Another option would be, instead of porting it, to simple compile this c code, and wrap up the full API in C#. That would be faster, and easier, but it means that the code that actually does the work would all be in c, meaning, to update or change it (for example if there are GS c api changes in new versions), we would need to update it in c, rather than C#.
It also means yeat another layer of wrapping, which means yet another layer of debugging to go through. The C code seems straightforward and it's well documented. I think a port would be easy enough just working from what is presented in this article. So, what do you think? I'll try to have a minimally functional version of the API wrapper up there in the next couple of days. I does occur to me that having the API established in C# would allow someone to start re-writing the backend slowly. However, the Ghostscript API is very high-level, and still operates like a 'blackbox'.
Meaning, you pass the postscript source code in, and it parses it, executes it, and when it figures out what to display, it draws to whatever device you've configured, which could optionally be a custom device that you've written that it calls back toe (which is how the GDI+ integration will occur). This is a fairly minimal API. I would like to see it expanded to expose the parser, the execution and operand stack, the core static functions, actual vector information about the drawing commands instead of just raster drawing. But that would mean re-writing ghostscript completely. Which is probably beyond my weekend warrior schedule. I would love to see it be a completely free product for commerical use or otherwise. I would also love to have that kind of functionality exposed so that a decent IDE could be built against it.

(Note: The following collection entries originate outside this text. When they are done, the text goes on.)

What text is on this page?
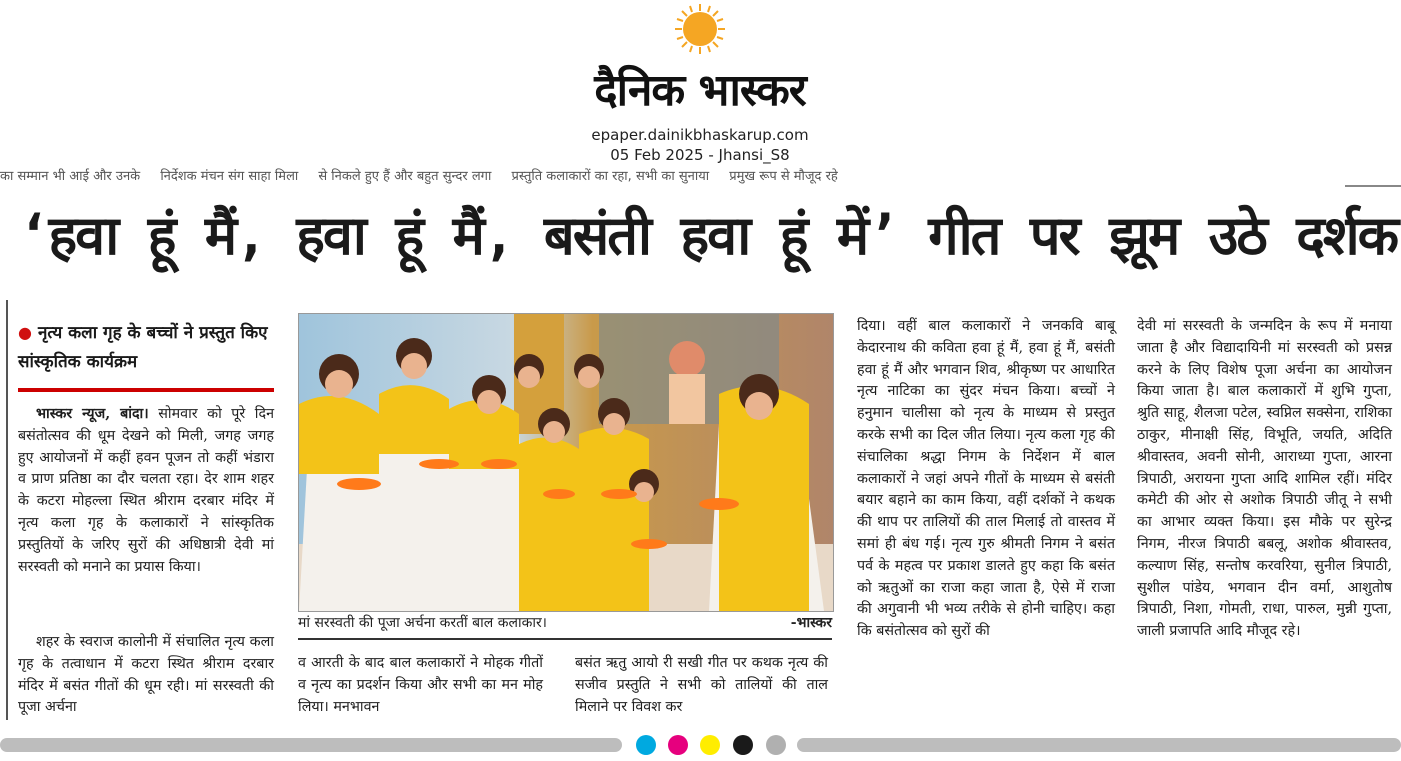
दैनिक भास्कर
epaper.dainikbhaskarup.com
05 Feb 2025 - Jhansi_S8
का सम्मान भी आई और उनके निर्देशक मंचन संग साहा मिला से निकले हुए हैं और बहुत सुन्दर लगा प्रस्तुति कलाकारों का रहा, सभी का सुनाया प्रमुख रूप से मौजूद रहे
‘हवा हूं मैं, हवा हूं मैं, बसंती हवा हूं में’ गीत पर झूम उठे दर्शक
● नृत्य कला गृह के बच्चों ने प्रस्तुत किए सांस्कृतिक कार्यक्रम

भास्कर न्यूज, बांदा। सोमवार को पूरे दिन बसंतोत्सव की धूम देखने को मिली, जगह जगह हुए आयोजनों में कहीं हवन पूजन तो कहीं भंडारा व प्राण प्रतिष्ठा का दौर चलता रहा। देर शाम शहर के कटरा मोहल्ला स्थित श्रीराम दरबार मंदिर में नृत्य कला गृह के कलाकारों ने सांस्कृतिक प्रस्तुतियों के जरिए सुरों की अधिष्ठात्री देवी मां सरस्वती को मनाने का प्रयास किया।

शहर के स्वराज कालोनी में संचालित नृत्य कला गृह के तत्वाधान में कटरा स्थित श्रीराम दरबार मंदिर में बसंत गीतों की धूम रही। मां सरस्वती की पूजा अर्चना

मां सरस्वती की पूजा अर्चना करतीं बाल कलाकार।	-भास्कर

व आरती के बाद बाल कलाकारों ने मोहक गीतों व नृत्य का प्रदर्शन किया और सभी का मन मोह लिया। मनभावन

बसंत ऋतु आयो री सखी गीत पर कथक नृत्य की सजीव प्रस्तुति ने सभी को तालियों की ताल मिलाने पर विवश कर

दिया। वहीं बाल कलाकारों ने जनकवि बाबू केदारनाथ की कविता हवा हूं मैं, हवा हूं मैं, बसंती हवा हूं मैं और भगवान शिव, श्रीकृष्ण पर आधारित नृत्य नाटिका का सुंदर मंचन किया। बच्चों ने हनुमान चालीसा को नृत्य के माध्यम से प्रस्तुत करके सभी का दिल जीत लिया। नृत्य कला गृह की संचालिका श्रद्धा निगम के निर्देशन में बाल कलाकारों ने जहां अपने गीतों के माध्यम से बसंती बयार बहाने का काम किया, वहीं दर्शकों ने कथक की थाप पर तालियों की ताल मिलाई तो वास्तव में समां ही बंध गई। नृत्य गुरु श्रीमती निगम ने बसंत पर्व के महत्व पर प्रकाश डालते हुए कहा कि बसंत को ऋतुओं का राजा कहा जाता है, ऐसे में राजा की अगुवानी भी भव्य तरीके से होनी चाहिए। कहा कि बसंतोत्सव को सुरों की

देवी मां सरस्वती के जन्मदिन के रूप में मनाया जाता है और विद्यादायिनी मां सरस्वती को प्रसन्न करने के लिए विशेष पूजा अर्चना का आयोजन किया जाता है। बाल कलाकारों में शुभि गुप्ता, श्रुति साहू, शैलजा पटेल, स्वप्निल सक्सेना, राशिका ठाकुर, मीनाक्षी सिंह, विभूति, जयति, अदिति श्रीवास्तव, अवनी सोनी, आराध्या गुप्ता, आरना त्रिपाठी, अरायना गुप्ता आदि शामिल रहीं। मंदिर कमेटी की ओर से अशोक त्रिपाठी जीतू ने सभी का आभार व्यक्त किया। इस मौके पर सुरेन्द्र निगम, नीरज त्रिपाठी बबलू, अशोक श्रीवास्तव, कल्याण सिंह, सन्तोष करवरिया, सुनील त्रिपाठी, सुशील पांडेय, भगवान दीन वर्मा, आशुतोष त्रिपाठी, निशा, गोमती, राधा, पारुल, मुन्नी गुप्ता, जाली प्रजापति आदि मौजूद रहे।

So - Here you go. For all the world to see.
My offer: If anyone wants to pay me to re-write Ghostscript in C# as a completely free, open source product, and develop a Postscript IDE, I'll definatly entertain the idea of leaving my current job if the salary is comparable to what I'm making now and I don't have to move from Portland, OR. Wick#3 20-Nov-06 21:58 20-Nov-06 21:58 I have been working on trying to get PDF to PS (or for that matter PDF to EPS) via GhostScript or anything else within the.NET context. MAny go the other way and most things that call themselves PS are image files - not old school 'placed text' (as in what was produced by Illustrator v9 when you saved a imported PDF as PS).
I have tried working with gs pdf2ps but can not seem to get anything to come out right (either an unkown device or it comes out as an embedded image - which does not work well with prepress). It is late so I am hoping this makes sense. Is what I am looking for inside of what you have here? I guess, the CAPISettings class is not clear.
As for testing, just try to enter manually instead CAPISettings data before miLastStatus=minitwithargs.